High demand for hospital beds at BGH

The public were asked to stay away from Borders General Hospital's A&E department at the weekend unless it was an emergency
The public were asked to stay away from Borders General Hospital's A&E department at the weekend unless it was an emergency

Following a weekend of “exceptional pressure on bed availability” at the Borders General Hospital (BGH), the public responded well to requests to only use the A&E department for emergencies.

Susan Manion, chief officer for health and social care integration thanked the public, saying: “The public response to our reminder that you should only go to A&E if you are an emergency was extremely supportive and we were able to maintain our focus on the safe discharge of patients to give us as much space as possible.

“Thank you for your cooperation.”

However, as wintry weather continues, that pressure on beds is not expected to ease any time soon.

Manion added: “We anticipate the continuation of high demand for beds in the BGH and Community Hospitals this week, with icy conditions making slips, trips and falls more likely.”

Also, ward 12 at the BGH is currently closed to admissions as a precaution due to a number of patients experiencing gastrointestinal (GI) symptoms.

Manion stated: “Visitors to Ward 12 are strongly discouraged at this time, and relatives and carers are asked to carefully consider their visits to the hospital.
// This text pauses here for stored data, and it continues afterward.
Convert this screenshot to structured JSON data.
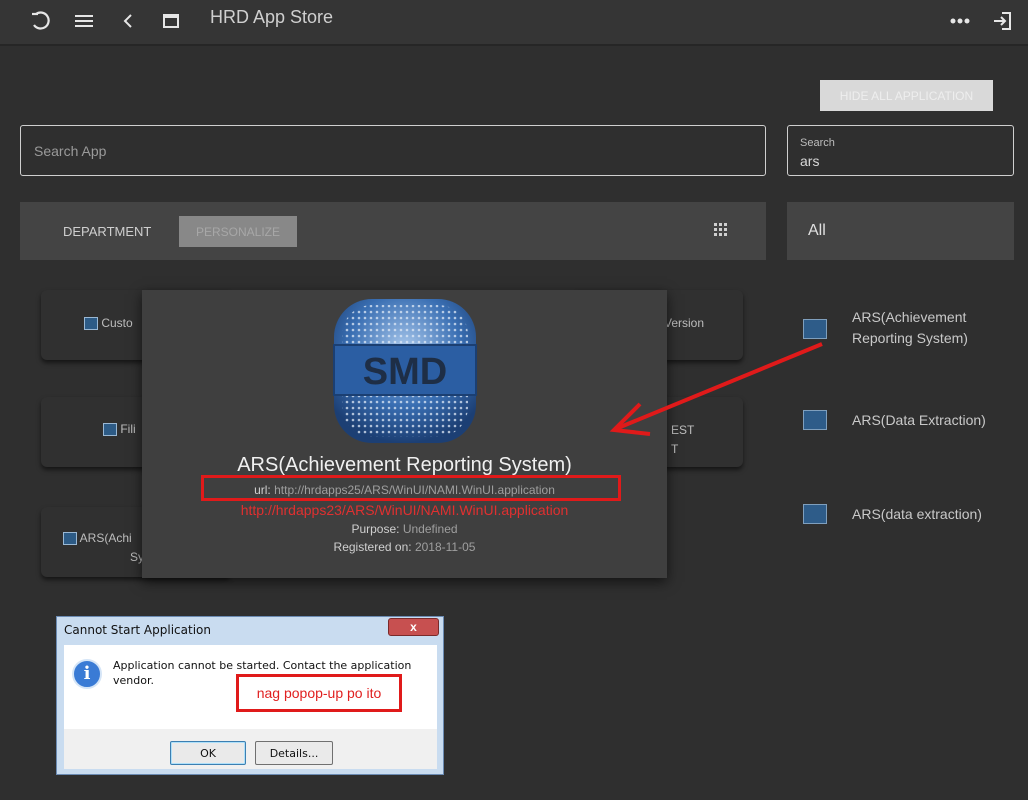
{
  "app": {
    "title": "HRD App Store"
  },
  "toolbar": {
    "hide_all_label": "HIDE ALL APPLICATION"
  },
  "search": {
    "main_placeholder": "Search App",
    "side_label": "Search",
    "side_value": "ars"
  },
  "main_panel": {
    "tabs": [
      {
        "label": "DEPARTMENT"
      },
      {
        "label": "PERSONALIZE"
      }
    ],
    "cards": [
      {
        "label": "Custo"
      },
      {
        "label": "Version"
      },
      {
        "label": "Fili"
      },
      {
        "label_line1": "EST",
        "label_line2": "T"
      },
      {
        "label_line1": "ARS(Achi",
        "label_line2": "Sy"
      }
    ]
  },
  "side_panel": {
    "header": "All",
    "items": [
      {
        "label": "ARS(Achievement Reporting System)"
      },
      {
        "label": "ARS(Data Extraction)"
      },
      {
        "label": "ARS(data extraction)"
      }
    ]
  },
  "detail": {
    "logo_text": "SMD",
    "title": "ARS(Achievement Reporting System)",
    "url_label": "url:",
    "url_value": "http://hrdapps25/ARS/WinUI/NAMI.WinUI.application",
    "corrected_url": "http://hrdapps23/ARS/WinUI/NAMI.WinUI.application",
    "purpose_label": "Purpose:",
    "purpose_value": "Undefined",
    "registered_label": "Registered on:",
    "registered_value": "2018-11-05"
  },
  "dialog": {
    "title": "Cannot Start Application",
    "close_label": "x",
    "message": "Application cannot be started. Contact the application vendor.",
    "ok_label": "OK",
    "details_label": "Details...",
    "annotation": "nag popop-up po ito"
  },
  "colors": {
    "annotation_red": "#e01a1a",
    "background": "#2f2f2f",
    "header": "#444444"
  },
  "icons": [
    "logo-icon",
    "menu-icon",
    "back-icon",
    "window-icon",
    "more-icon",
    "logout-icon",
    "grid-icon",
    "app-icon",
    "info-icon"
  ]
}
The advice is to stay away from any hospital ward if you or anyone in your family has experienced symptoms of diarrhoea and/or vomiting in the past 48 hours.

“Please remember that your community pharmacists are available to provide expert advice and treatment for a range of common illnesses and ailments, and to give advice about your medicines.

“If you or someone you care for is unwell and your GP surgery is closed, contact the NHS 24 helpline on 111. If the condition is immediately life threatening, dial 999 for an emergency ambulance.”

For further updates please visit www.nhsborders.scot.nhs.uk

z Norovirus is one of the commonest causes of diarrhoea and vomiting illness and spreads through communities just like the flu does. Outbreaks can start abruptly and spread quickly, but the public can take action to help minimise the impact.

You should try to avoid going to hospital or any other healthcare facility if you or other members of your family have had diarrhoea or vomiting within the past 48 hours.

Hand washing with soap and water is essential after contact with people with diarrhoea symptoms in hospital and at home. Treatment in most cases includes drinking plenty fluids and rest. If you are worried, call NHS 24 on 111 or your health clinic.